I have had a few things pop up this pregnancy that I haven't experienced before, nor have I ever pondered the possibility of how I would react to them. Firstly I began having infrequent premature labour symptoms around 25wks. My IM diagnosed it as being Irritable Uterus (IU). So I began on magnesium to ease up the symptoms, and its worked a treat!
Then a few weeks ago I had absolutely unbearable itching and have had a couple of blood tests. I believe that I may have a very mild case of Obstetric Cholestasis (OC) which has increased risks of stillbirth after 38wks (10-15% risk of stillbirth). My midwife doesn't think I have OC, but being the fabulous midwife that she is, she's willing to allow me to be intuitive and trust my instincts which I feel are telling me to get baby out by 38wks. Of course, for me to still have a homebirth BEFORE 38wks, I only have 1 week to self-induce. My midwife has agreed to do a S&S for me, and I am booked in for inductive acupuncture and will begin EPO and RLT at 37wks.
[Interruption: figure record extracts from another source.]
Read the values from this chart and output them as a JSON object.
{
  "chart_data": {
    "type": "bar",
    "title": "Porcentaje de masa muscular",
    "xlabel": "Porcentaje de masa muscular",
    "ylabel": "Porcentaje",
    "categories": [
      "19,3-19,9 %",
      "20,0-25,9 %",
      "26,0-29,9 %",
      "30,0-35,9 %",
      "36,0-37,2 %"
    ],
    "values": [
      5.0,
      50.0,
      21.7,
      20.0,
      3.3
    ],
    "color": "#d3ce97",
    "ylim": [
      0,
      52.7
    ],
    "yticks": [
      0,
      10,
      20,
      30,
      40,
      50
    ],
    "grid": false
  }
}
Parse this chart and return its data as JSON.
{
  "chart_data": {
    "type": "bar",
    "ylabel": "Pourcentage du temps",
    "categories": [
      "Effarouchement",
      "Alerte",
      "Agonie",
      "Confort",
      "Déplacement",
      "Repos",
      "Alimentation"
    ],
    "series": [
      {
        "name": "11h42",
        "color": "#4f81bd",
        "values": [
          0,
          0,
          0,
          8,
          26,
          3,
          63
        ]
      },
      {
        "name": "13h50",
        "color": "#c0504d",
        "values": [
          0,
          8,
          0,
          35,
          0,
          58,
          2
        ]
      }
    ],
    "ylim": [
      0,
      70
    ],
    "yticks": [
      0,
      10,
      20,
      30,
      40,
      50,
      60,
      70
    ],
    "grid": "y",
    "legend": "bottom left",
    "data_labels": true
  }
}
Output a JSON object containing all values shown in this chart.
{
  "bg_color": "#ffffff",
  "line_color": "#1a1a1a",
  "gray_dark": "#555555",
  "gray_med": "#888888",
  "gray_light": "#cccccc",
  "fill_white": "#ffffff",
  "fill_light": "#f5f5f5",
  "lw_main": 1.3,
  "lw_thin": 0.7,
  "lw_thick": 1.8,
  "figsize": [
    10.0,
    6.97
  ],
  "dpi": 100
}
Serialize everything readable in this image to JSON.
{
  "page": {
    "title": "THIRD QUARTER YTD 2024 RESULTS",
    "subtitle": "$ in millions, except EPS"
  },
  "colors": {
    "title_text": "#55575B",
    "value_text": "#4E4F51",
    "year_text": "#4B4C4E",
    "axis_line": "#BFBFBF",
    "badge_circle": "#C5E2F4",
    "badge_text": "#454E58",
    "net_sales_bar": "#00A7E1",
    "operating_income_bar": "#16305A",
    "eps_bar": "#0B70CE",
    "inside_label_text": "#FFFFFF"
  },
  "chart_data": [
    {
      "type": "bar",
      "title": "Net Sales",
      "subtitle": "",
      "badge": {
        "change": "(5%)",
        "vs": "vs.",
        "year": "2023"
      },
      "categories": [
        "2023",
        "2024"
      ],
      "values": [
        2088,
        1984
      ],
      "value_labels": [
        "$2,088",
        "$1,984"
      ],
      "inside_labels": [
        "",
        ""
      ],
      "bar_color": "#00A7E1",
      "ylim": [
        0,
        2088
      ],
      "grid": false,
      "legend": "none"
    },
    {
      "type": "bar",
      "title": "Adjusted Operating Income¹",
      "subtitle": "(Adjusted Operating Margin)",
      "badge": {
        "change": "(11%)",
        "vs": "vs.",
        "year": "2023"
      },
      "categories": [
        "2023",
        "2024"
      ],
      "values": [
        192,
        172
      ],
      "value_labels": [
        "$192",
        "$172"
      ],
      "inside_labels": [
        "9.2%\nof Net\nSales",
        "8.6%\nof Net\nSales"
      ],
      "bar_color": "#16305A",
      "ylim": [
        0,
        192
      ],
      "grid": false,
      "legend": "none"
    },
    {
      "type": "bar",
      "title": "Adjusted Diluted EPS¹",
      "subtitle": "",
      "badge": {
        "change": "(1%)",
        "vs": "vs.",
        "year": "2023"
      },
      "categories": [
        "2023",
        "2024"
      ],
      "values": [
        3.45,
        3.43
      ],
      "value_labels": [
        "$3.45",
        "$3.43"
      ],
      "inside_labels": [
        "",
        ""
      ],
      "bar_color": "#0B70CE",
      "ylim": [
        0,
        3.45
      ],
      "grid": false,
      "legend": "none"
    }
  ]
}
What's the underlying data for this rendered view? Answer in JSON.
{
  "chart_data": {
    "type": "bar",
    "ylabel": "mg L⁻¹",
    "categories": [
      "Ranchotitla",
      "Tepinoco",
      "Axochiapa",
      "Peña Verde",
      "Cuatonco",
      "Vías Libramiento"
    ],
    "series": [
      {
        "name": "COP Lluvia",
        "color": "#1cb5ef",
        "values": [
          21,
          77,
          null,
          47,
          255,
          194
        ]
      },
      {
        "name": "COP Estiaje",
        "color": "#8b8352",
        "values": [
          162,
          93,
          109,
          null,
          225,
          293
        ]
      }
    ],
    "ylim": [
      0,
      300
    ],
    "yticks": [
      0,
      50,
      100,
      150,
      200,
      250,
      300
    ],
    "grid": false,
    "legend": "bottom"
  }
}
But then I have the question hanging over my head... IF baby doesn't budge before 38wks at home, what then? Will I stay at home to birth? Or will I head into hospital to birth? Whilst the risk of stillbirth is still low'ish - its still a higher risk than a regular birth. Which begs the question - if I had a stillbirth, would I prefer to do it in the comfort of my own home, or in a hospital? OR if I had a stillbirth at home, would I have wished that I had gone to hospital? Babies die in hospital more frequently than they do at home and my midwife would pick up any minor changes a lot faster at home than in hospital... This is a question I have never really pondered - and whilst I'm feeling confident that we're going to be able to successfully self-induce at home (because premature labour is common with both IU and OC) I still feel like I need to just speak the issue out loud and just be at complete peace with what I come up with.
As a homebirther, where would you prefer to have a stillborn baby? Do you think a hospital could prevent a stillbirth more than an IM at home? I have complete faith in my midwife, and I truly feel that it is in my babies best interest to stay at home - but IF something happened, would I be able to still feel as strongly as I do now??